Jetzt aber los: Der Startknopf weckt den Zweiliter-Vierzylinder-Mildhybriden, den man vom Ghibli kennt. Im Grecale bildet er mit 300 PS (221 kW) die Basis und ist an Acht-Gang-Automat und 4x4 gekoppelt. Neben dem Turbo gibt es gegen das «Turboloch» den Druck machenden E-Verdichter im 48-Volt-Netz. In Zahlen: 450 Nm bei 2000 bis 4000/min, 5,6 Sekunden auf 100 km/h, 240 km/h Spitze. Verbrauchswerte gibt es derzeit noch so wenig wie Auskunft zu den Preisen.

Vier oder sechs Zylinder

Der Mildhybride «ersetzt auch den Diesel», sagt Grecale-Chefentwickler Raniero Bertizzolo (48). Und später noch Plug-in-Hybrid? «Nein, des Gewichts wegen.» Derzeit liegt der Grecale bei 1870 Kilo. Zu weiteren Antrieben lässt sich Maserati noch wenig entlocken, aber man hört zwischen den Zeilen: Der neue V6 kommt, ein V8 nicht. Der Zweiliter hat sicher auch noch Luft nach oben. Und es folgt, da darf man sicher sein, was Vollelektrisches – vielleicht aber auf anderem Chassis.
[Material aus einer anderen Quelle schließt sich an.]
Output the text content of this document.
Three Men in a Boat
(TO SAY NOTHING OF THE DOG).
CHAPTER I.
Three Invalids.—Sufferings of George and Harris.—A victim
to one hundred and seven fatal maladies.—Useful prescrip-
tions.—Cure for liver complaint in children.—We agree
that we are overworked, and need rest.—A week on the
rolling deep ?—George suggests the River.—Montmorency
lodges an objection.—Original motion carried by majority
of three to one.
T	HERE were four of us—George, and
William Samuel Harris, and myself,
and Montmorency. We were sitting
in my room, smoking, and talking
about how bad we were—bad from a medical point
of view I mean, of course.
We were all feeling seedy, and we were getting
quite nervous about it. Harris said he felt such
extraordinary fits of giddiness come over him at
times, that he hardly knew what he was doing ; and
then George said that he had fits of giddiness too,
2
Startknopf im «zu 85 Prozent dem Serienstand entsprechenden» (Bertizzolo) Prototyp drücken. Hörbar, aber unaufdringlich meldet sich der Vierzylinder zu Wort. Weil die Prüfstrecke mit Wechselbelägen heute nass und sehr rutschig ist, dürfen wir den millionenteuren Prototypen leider nicht in «Sport» testen. Also «Comfort». Der Name passt, sehr geschmeidig, der Automat weich. Harmonisch. Das war bei Maserati echt nicht immer so, aber im Grecale scheint alles stimmig.

Er darf sogar rülpsen

Jetzt «GT» und mit den Alu-Paddels schalten. Nun tritt der SUV spontan an, lässt die Gänge im Eiltempo ruckfrei flutschen, bleibt aber geschmeidig. Ausgangs der Kurve darf beim Gasgeben das Heck (gefahrlos) zucken, während still zentrale Elektronik wacht. Ja, der macht Laune! Was uns besonders gefällt: Die Lenkung geht leicht (in «Sport» wären Lenkung wie Federung straffer), aber exakt. Der Grecale wirkt irgendwie schön mühelos, verleugnet Grösse und Gewicht – und ja, vier Zylinder reichen. Zumal der Sound stimmt: In «Comfort» unaufdringlich, in «GT» röhrig und mit frechen Rülpsern – besser, als man Vierzylindern zutraut.

«Wir wollten einen deutlichen Schritt vorangehen, ohne die Werte von Maserati zu verwässern – und ein geschmeidiges Alltagsauto, mit dem man trotzdem echte Sportlichkeit erlebt», hatte Bertizzolo gesagt. Unser erster Eindruck bei aller Vorsicht angesichts nur kurzer Fahrt im Erlkönig: Mission offenbar erfüllt.